Langfristig strebt der Verbund so eine globalhistorisch ausgerichtete Theorie der Wissensgeltung an, die der sprachlichen, medialen und materialen Verfasstheit von Wissensansprüchen und deren Diskussion gerecht wird. In vergleichender Perspektive werden dafür Geltungsprozesse in unterschiedlichen Weltregionen und symbolischen Sphären untersucht. Um die epistemische Relevanz von medialen (textuellen, visuellen, numerischen) Bedingungen systematisch an empirischem Material zu erschließen, folgt das Netzwerk einer wissensphilologischen Perspektive, d. h. einer Herangehensweise, die philologische und insbesondere (etwa auch bild-)hermeneutische Methoden systematisch in die Wissensforschung integriert und dort kritische Entwicklungen ermöglicht.
Die folgende Skizze steckt den grundlegenden methodischen und theoretischen Rahmen des Verbundes ab, um eine Diskussion über Schnittstellen und Abgrenzungen mit gegenwärtigen literaturtheoretischen Forschungsprojekten zu eröffnen. Entlang zentraler Begriffe und Konzepte des Netzwerkes stelle ich Aspekte meines laufenden Forschungsprojektes vor, das über einen wissens-, bewertungs- und kunstsoziologischen Zugang Anschluss für literaturtheoretische Forschung bietet.3 Das Projekt widmet sich dem pluralen, teilweise widersprüchlichen oder gar inkommensurablen Wissen über zeitgenössische Künste mit einem besonderen Fokus auf das Verhältnis von Autonomie und gesellschaftlichem Gebrauch der Künste. Hierfür habe ich in einer Fallstudie literaturkritische Texte nach pluralen Werturteilen und entsprechenden Rechtfertigungsordnungen untersucht.4 Empirisches Material wurde dabei ausgehend von der Frage analysiert, wofür Literatur eigentlich gut sei.
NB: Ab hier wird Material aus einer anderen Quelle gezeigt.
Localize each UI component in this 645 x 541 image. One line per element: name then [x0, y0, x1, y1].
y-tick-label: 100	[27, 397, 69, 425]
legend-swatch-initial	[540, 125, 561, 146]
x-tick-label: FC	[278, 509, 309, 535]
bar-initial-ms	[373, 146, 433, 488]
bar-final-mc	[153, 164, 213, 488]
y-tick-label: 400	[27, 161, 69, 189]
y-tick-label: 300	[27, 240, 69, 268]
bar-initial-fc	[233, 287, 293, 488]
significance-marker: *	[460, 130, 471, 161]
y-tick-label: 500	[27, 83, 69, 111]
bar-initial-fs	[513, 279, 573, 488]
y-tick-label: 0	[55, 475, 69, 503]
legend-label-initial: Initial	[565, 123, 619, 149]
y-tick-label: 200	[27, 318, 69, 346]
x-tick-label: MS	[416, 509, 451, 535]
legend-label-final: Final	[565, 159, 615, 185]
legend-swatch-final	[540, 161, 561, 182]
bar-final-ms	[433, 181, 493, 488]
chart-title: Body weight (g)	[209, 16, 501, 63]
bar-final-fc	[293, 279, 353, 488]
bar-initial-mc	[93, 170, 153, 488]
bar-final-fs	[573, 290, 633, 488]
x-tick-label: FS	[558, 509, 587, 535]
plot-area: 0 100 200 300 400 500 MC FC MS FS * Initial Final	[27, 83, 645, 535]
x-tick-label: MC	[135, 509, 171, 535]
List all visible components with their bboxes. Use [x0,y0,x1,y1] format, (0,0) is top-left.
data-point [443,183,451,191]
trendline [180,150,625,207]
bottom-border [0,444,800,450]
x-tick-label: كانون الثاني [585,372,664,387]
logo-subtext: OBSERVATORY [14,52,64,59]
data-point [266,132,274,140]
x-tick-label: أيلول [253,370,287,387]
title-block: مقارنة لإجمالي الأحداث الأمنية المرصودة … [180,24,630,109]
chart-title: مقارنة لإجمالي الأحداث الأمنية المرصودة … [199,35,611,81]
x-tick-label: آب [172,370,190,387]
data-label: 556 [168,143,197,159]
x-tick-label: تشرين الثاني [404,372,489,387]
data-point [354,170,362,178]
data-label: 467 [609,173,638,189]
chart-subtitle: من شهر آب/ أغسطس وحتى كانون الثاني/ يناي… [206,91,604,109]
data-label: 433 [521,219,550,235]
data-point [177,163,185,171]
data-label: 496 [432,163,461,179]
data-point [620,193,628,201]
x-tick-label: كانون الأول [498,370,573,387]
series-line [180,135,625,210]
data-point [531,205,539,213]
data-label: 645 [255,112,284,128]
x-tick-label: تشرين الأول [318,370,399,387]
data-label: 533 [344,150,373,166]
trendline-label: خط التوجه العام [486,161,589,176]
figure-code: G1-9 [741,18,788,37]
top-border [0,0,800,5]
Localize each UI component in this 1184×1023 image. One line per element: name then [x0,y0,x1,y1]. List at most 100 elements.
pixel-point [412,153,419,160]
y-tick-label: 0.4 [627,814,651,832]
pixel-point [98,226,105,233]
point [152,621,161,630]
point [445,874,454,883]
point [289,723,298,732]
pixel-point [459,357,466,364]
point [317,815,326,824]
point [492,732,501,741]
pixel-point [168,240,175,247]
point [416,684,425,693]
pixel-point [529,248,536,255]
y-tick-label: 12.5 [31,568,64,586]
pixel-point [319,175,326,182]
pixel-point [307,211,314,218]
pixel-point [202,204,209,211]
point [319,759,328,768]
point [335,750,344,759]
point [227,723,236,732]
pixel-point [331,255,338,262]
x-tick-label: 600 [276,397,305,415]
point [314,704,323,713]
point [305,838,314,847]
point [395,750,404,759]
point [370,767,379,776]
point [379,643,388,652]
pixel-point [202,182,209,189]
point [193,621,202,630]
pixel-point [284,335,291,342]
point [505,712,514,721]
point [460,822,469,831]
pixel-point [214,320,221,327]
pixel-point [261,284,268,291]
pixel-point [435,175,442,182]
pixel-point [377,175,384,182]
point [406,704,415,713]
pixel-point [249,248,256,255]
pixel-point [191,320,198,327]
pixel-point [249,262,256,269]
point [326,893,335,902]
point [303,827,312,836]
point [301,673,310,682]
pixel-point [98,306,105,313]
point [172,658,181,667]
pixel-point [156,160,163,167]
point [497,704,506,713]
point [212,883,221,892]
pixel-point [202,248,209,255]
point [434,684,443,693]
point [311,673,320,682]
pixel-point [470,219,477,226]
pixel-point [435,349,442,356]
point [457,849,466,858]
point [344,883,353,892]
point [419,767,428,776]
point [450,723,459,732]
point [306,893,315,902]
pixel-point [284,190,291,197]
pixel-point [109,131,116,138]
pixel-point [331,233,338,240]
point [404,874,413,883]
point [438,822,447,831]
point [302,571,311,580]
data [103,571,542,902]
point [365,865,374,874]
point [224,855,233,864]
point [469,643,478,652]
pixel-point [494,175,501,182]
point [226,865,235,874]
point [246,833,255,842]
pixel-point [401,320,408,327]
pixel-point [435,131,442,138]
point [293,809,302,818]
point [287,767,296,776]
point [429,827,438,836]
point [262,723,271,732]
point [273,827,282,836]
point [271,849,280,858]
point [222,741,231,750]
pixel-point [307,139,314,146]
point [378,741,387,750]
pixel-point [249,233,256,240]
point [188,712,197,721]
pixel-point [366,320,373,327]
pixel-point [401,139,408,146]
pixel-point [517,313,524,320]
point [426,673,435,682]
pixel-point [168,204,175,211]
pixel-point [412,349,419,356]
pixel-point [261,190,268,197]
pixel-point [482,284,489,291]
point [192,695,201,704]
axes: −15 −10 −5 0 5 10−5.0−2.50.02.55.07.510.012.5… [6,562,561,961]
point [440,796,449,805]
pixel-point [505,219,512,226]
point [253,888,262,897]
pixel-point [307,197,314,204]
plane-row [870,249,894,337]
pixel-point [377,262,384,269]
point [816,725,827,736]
Geltungskulturen der Literaturkritik
Im Unterschied zu Fragen nach Gültigkeit oder ahistorischer Wahrheit befasst sich die Erforschung von Geltung mit gesellschaftlicher Akzeptanz von Wissensansprüchen und dafür relevanten Kontexten. Zu erklären ist dann, warum bestimmte Wissensansprüche mit ganz unterschiedlichem Geltungsansprüchen und Gegenstandsbereichen in bestimmten Situationen akzeptiert sind (oder nicht) und mit welchen Mitteln und Mechanismen dieser Status erreicht, gesichert oder gestört wird. Den zentralen Untersuchungsgegenstand solcher Fragen bezeichnen wir als Geltungskulturen. In diesen historisch und sozial eingebetteten Kontexten wird die Geltung von Wissensansprüchen verhandelt. Relevant für eine Geltungskultur sind grundlegend Akteurstypen und -konstellationen innerhalb symbolischer Ordnungen entlang von Vertrauen, Autorität, Macht oder Reputation. Außerdem beeinflussen darüber hinaus epistemologische und sprachliche Konventionen, räumliche Settings, Ressourcenverteilung und medientechnologische Bedingungen die Durchsetzung und Ablehnung von Wissensansprüchen.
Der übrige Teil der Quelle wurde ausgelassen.